Las pirámides y los zigurat de la antigüedad tenían dos funciones: ser tumbas de reyes y símbolos de su grandeza. Las catedrales tienen dos funciones: el culto y simbolizar la grandeza del Dios cristiano. Así las mezquitas y sus minaretes, los templos y su opulencia: función y estética. ¿Cuál es la función de la Torre Eiffel? En todo caso, simboliza el fervor nacional, la aspiración celestial, el capricho, en lenguaje frío y neutro, de un pueblo racional, revolucionario, protestatario, e ideologizado. En medio de la arquitectura parisina, de grandeza y propósito, la Torre Eiffel dejó de lado este último; excepto facturar con el turismo. En lo personal, París sería tan atractiva sin la Torre como con ella. Por algo nunca había siquiera intentado subir.

Lo cual me trae el principio. ¿Qué hace un judío en la cima de la Torre Eiffel? En alguna de las diferentes etapas de la subida, entre las multitudes, apretujado, intentando por lo menos obtener una buena foto, me vino a la mente el término “idolatría”. Un judío no tiene lo que hacer en la cima de la Torre Eiffel. No está prohibido, ni siquiera es un símbolo religioso de otra fe: simplemente, no significa. Cuando los judíos hablamos de llegar al cielo hay dos situaciones: o es una torre que implosiona (Babel) o lo hemos soñado (la escalera de Iaacov). En ambos casos los hombres no alcanzamos la cima y, en todo caso, el mérito está en el esfuerzo, en el proceso de construir o subir para luego volver a empezar.

Ni siquiera la Torá está en los cielos. La llevamos con nosotros. No hay cimas inalcanzables ni espacios santificados que nos eludan; son nuestro tránsito cotidiano y el desafío es recorrerlo. Podemos permitirnos, de tanto en tanto, una sinagoga más espectacular que otra, como la Portuguesa de Ámsterdam que quiso competir con la Iglesia al otro lado de la calle; solemos engañarnos y creernos más grandes de lo que somos cuando atravesamos una era de libertad y tolerancia como atravesaron los judíos sefaradíes en la Ámsterdam del siglo XXVII.

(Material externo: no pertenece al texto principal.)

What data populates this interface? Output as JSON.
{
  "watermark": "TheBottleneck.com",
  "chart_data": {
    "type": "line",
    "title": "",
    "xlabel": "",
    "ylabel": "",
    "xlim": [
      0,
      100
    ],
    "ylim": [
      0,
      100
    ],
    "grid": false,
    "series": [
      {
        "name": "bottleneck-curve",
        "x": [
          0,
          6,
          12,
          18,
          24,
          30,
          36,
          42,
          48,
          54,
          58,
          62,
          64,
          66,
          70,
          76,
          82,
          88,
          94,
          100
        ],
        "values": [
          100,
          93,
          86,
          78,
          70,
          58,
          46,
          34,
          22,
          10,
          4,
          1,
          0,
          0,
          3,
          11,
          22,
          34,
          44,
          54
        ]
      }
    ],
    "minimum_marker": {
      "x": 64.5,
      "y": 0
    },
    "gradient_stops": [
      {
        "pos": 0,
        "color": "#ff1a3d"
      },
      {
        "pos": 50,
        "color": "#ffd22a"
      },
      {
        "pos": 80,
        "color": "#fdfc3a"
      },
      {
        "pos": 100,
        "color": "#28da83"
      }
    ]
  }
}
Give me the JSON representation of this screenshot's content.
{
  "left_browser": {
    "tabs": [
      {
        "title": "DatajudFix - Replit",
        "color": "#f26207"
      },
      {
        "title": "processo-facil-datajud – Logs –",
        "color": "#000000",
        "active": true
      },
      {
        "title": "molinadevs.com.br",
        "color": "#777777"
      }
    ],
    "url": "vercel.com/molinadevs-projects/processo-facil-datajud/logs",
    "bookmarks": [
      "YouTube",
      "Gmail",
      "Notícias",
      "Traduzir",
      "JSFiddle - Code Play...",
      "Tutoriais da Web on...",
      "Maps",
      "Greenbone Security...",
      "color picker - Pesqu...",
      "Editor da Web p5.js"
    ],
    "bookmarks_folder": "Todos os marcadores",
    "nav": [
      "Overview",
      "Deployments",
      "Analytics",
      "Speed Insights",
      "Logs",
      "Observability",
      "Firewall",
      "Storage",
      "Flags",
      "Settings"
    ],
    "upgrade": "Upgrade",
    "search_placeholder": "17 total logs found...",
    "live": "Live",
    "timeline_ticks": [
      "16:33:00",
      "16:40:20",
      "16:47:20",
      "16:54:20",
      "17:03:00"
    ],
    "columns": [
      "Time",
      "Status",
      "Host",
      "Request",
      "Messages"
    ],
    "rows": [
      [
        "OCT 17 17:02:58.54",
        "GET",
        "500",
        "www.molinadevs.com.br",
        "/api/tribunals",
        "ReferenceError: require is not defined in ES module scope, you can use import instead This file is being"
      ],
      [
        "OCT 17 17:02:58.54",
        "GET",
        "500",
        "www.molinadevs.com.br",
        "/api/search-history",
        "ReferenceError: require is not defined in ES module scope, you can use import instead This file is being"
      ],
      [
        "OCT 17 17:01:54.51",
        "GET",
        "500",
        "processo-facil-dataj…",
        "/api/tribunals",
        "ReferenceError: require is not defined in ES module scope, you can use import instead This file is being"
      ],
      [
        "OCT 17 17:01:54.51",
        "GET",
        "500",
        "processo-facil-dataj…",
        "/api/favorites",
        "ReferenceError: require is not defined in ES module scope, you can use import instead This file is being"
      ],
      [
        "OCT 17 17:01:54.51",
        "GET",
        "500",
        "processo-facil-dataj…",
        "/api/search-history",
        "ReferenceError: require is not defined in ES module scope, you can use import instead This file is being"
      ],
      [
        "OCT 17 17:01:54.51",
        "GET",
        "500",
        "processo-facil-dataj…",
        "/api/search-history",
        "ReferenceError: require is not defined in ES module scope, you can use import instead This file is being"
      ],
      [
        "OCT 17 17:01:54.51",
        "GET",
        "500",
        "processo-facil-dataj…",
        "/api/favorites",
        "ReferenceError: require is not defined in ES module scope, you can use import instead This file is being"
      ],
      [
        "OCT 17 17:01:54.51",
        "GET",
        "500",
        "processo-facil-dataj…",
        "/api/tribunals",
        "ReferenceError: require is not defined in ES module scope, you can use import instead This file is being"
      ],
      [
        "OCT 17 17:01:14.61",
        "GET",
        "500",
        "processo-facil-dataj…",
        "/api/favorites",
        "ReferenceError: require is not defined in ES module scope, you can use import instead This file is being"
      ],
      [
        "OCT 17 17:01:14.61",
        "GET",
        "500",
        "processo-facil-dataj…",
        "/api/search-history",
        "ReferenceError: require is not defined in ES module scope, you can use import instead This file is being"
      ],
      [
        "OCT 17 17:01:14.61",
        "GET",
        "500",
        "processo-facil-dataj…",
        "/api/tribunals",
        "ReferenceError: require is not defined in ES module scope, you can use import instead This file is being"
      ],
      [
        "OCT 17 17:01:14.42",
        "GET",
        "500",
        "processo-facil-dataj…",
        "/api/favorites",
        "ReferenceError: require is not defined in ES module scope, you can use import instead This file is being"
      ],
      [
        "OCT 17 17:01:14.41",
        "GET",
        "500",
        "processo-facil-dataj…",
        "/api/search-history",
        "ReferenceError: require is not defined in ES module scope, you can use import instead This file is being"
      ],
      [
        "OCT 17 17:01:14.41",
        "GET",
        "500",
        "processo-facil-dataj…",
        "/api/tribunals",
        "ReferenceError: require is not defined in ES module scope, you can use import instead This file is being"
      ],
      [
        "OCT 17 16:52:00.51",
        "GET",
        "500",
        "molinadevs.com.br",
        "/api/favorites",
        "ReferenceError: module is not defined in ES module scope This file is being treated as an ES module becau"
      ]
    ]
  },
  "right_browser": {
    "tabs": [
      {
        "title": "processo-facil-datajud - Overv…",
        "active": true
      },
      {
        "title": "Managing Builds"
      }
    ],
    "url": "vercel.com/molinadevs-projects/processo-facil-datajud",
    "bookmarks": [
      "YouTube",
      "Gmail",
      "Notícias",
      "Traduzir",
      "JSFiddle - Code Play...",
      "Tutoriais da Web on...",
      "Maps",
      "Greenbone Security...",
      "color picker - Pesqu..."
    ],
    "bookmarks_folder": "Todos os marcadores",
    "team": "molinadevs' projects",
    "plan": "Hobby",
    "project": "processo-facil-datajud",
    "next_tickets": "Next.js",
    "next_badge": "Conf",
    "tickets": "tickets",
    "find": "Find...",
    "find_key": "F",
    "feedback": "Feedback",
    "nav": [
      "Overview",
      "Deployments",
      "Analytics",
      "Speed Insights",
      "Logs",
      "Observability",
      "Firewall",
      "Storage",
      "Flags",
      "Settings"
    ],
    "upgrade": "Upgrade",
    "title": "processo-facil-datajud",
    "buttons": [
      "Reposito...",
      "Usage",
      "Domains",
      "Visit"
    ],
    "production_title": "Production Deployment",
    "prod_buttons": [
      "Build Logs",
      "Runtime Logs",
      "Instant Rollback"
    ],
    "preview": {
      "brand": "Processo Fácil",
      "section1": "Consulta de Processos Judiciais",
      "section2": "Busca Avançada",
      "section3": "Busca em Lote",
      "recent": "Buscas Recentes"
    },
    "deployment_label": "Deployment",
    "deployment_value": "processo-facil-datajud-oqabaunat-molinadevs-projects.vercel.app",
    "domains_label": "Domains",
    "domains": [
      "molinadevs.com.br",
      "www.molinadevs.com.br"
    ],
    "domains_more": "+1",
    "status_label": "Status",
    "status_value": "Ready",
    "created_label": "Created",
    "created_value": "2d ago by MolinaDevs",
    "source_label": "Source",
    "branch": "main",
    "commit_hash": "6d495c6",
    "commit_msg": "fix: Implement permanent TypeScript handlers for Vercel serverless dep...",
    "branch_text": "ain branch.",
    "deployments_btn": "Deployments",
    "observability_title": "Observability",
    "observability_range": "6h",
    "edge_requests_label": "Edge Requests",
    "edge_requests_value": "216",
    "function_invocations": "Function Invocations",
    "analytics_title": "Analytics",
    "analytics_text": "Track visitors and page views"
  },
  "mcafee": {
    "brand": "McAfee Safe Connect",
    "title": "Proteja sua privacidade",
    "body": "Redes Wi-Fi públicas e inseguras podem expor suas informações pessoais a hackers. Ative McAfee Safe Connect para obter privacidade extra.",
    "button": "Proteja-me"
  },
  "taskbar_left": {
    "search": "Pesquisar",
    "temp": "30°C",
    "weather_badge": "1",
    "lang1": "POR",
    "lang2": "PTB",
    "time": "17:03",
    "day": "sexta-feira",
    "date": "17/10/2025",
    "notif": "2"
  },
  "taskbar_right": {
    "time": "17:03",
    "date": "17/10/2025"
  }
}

Básicamente, los judíos construimos hacia dentro, al interior de nuestras casas, sinagogas, centros comunitarios, al centro de nuestros corazones. Por eso prefiero, aunque sea más inequívocamente idólatra, sentarme en el recogimiento de cualquier catedral que asomarme al mundo desde la punta de una aguja disparada al cielo, aferrada ferozmente a la tierra porque su sinsentido la torna tan frágil.

No puedo evitar asociar estas reflexiones al soneto de Shelley “Ozymandias” (http://www.informaciondelonuevo.com/2013/09/ozymandias-poema-de-percy-bysshe.html): “Alrededor de las ruinas/de ese colosal naufragio, infinitas y desnudas/se extienden, a lo lejos, las solitarias y llanas arenas”. Ni París está en ruinas ni la Torre ha naufragado, pero tampoco la poesía se ocupa de lo literal; no sería poesía. La poesía es la respuesta a ciertas intuiciones que nos invaden en un momento determinado, a una experiencia. Alguien que ha escrito tanto mejor que uno acerca de ciertos valores y sobre todo, acerca de nuestro lugar en el mundo.